Two weeks later, the panel worked independently and scored each item on the aggregate list for each case using the visual analog scale shown in Figures 1 and 2. Diagnoses considered to be the most likely explanation for the clinical features in the setting were assigned the highest rating on the scale (rather than a diagnosis that matched all clinical features). This rating could also be assigned to a less likely diagnosis, if it was so clinically significant that failure to consider it would imply clinical negligence. In some cases, diagnoses would satisfy both above criteria. Therefore, it was possible that more than one suggestion scored highest on the scale. Items thought to be irrelevant (but not dangerous) were assigned a score of 0 by the scorer. Other items were scored using these scores as anchors. Panel members' initial suggestions, provided in the first step prior to the creation of the aggregate list, would be expected to score highly on the scale, by their contributor as well as by the other panel member; this was examined to indicate intrarater reliability. In summary, each rater grouped all suggestions into five levels of appropriateness. The conclusive diagnosis (as established at the end of hospital stay for each case) was present in the aggregate list for all cases; the panel assigned them the highest score in 22 of 24 cases (92%), indicating a high degree of criterion validity for the panel itself.

This two-step procedure succeeded in assigning an appropriateness value to each suggestion. Following this, a list of diagnoses and management steps that scored greater than 0 on each scale was created for each case. This consisted only of appropriate suggestions, although some were less appropriate than others. This list was used as our “gold standard.” Discrepancies between the panel members' scores were discussed at a single consensus meeting at the end of the entire scoring process to allow true differences in opinion to be separated from differences due to incomplete understanding of the scoring technique.

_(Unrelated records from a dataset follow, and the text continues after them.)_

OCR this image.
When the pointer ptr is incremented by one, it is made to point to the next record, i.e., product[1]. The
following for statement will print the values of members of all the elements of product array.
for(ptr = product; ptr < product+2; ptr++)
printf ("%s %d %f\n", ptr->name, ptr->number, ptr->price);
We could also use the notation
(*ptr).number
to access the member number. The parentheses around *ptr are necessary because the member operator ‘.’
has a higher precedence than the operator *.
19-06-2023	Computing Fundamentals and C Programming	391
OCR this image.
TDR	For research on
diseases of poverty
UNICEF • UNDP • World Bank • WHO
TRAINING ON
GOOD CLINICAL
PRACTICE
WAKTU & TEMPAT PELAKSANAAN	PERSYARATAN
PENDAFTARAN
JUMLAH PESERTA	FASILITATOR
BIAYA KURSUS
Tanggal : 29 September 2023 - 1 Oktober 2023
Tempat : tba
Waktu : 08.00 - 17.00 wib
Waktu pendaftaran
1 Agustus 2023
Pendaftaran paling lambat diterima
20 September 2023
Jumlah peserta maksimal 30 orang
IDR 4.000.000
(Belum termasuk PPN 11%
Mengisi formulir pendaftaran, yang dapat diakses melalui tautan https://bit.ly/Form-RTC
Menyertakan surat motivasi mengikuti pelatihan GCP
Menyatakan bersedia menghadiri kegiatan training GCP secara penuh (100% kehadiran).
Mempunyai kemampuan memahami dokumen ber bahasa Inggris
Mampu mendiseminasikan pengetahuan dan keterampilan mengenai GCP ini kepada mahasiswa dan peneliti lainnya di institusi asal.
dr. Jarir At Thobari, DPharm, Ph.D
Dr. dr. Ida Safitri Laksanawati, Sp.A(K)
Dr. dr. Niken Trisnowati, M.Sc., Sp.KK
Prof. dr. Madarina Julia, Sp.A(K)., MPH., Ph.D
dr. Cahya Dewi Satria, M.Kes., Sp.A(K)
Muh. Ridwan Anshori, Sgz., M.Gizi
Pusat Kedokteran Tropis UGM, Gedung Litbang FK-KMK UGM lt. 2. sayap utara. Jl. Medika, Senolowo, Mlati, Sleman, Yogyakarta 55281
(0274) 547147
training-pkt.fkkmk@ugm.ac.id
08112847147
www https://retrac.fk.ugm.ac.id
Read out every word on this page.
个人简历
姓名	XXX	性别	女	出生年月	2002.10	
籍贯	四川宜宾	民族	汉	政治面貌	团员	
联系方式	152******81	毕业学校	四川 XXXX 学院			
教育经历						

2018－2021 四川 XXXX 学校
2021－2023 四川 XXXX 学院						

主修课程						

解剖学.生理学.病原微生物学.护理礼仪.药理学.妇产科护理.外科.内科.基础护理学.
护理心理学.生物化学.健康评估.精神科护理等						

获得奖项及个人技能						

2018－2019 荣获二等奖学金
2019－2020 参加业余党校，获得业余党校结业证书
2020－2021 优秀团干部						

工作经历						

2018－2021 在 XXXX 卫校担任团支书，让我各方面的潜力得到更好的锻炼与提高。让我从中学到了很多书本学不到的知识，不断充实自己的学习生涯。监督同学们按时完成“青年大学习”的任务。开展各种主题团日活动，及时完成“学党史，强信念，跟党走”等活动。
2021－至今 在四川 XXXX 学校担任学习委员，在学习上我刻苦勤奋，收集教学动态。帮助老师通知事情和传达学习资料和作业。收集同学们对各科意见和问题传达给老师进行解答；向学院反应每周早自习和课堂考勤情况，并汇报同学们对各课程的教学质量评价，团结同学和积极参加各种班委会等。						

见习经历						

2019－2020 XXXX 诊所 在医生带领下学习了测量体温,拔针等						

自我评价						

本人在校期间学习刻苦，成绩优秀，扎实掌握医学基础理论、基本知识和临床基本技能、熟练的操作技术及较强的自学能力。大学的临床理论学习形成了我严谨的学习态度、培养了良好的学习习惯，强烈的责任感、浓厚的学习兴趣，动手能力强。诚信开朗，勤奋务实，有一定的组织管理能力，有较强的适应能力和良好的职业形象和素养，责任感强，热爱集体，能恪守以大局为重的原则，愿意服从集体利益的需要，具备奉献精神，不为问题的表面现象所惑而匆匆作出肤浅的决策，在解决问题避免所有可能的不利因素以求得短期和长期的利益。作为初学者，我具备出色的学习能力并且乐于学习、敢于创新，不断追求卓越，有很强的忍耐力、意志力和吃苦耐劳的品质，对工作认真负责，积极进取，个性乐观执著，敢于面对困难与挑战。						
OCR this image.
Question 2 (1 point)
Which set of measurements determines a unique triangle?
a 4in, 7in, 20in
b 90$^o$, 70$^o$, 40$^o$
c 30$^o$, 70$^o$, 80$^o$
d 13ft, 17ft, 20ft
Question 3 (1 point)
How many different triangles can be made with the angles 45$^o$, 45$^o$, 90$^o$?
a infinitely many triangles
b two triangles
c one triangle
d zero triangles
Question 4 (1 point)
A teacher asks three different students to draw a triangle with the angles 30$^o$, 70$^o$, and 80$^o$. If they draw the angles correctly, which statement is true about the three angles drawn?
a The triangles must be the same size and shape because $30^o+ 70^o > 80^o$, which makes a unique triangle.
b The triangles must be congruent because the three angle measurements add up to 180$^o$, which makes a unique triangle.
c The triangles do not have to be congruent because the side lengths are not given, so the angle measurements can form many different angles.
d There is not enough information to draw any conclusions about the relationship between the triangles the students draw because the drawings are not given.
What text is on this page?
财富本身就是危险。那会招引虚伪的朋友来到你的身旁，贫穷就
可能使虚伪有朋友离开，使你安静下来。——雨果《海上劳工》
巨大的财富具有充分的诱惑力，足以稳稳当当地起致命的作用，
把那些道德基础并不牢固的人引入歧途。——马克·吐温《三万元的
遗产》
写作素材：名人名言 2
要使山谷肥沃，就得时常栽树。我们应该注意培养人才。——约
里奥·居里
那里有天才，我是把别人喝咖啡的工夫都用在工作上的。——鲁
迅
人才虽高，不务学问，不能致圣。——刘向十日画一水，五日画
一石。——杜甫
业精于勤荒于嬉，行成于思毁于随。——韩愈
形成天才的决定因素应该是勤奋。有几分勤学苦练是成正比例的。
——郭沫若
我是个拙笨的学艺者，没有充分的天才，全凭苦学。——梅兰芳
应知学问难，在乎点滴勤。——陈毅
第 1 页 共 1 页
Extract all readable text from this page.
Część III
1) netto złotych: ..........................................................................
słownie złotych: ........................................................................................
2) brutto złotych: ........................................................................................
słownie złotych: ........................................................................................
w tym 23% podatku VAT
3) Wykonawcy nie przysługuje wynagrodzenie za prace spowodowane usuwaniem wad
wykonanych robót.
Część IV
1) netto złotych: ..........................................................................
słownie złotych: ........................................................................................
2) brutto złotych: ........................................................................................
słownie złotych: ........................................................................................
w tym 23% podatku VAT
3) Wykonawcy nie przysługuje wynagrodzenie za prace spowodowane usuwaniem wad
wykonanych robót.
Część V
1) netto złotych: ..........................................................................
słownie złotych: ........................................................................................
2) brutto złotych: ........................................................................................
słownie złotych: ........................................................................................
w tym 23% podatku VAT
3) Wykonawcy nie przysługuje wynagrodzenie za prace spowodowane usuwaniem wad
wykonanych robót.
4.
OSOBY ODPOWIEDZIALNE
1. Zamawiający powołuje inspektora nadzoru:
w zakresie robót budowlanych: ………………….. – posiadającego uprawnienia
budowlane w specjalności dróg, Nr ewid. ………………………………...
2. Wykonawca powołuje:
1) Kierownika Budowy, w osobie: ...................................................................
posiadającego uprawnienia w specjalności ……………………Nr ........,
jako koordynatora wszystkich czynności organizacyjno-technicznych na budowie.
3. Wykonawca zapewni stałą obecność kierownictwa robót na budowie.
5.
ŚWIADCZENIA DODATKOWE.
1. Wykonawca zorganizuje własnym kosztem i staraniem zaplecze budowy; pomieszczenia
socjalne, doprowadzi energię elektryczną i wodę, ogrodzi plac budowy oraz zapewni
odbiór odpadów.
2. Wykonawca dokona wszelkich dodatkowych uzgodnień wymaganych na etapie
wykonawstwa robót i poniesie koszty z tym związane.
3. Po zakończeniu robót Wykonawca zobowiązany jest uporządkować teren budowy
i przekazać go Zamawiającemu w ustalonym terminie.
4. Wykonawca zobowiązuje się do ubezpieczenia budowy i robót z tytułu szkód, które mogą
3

Step 2: Weighting the Contribution of Individual Suggestions to Overall Plan Quality

The contribution of highly appropriate suggestions to the overall plan must outweigh the contribution of less appropriate items; failure to consider an appropriate diagnosis should highly disadvantage the subject's diagnostic plan score. Therefore, the contribution of individual item scores to the overall score was weighted following an empirical weighting scheme (bottom panel, Figs. 1 and 2). The DQS and MQS were computed as a weighted sum of the ratings of the individual suggestions rather than as a simple arithmetic sum (total weighted score, TWS).

Step 3: Relevance

With the steps taken so far, two sets of diagnostic or management plans (one containing only appropriate suggestions and another containing similar appropriate suggestions as well as numerous other inappropriate or irrelevant suggestions) would score the same. To ensure that plans remained focused, one point was subtracted from the TWS for each irrelevant suggestion (n0, items that scored 0) contained within the plan (TWS-n0).

Step 4: Comprehensiveness

The diagnostic or management plan under examination was compared with the “gold standard” list of appropriate diagnostic and management suggestions. It was considered comprehensive if it included all suggestions contained in the gold standard list. Therefore, the final DQS and MQS were calculated by expressing TWS-n0 as a proportion of the gold standard score (weighted sum of the gold standard suggestions' ratings).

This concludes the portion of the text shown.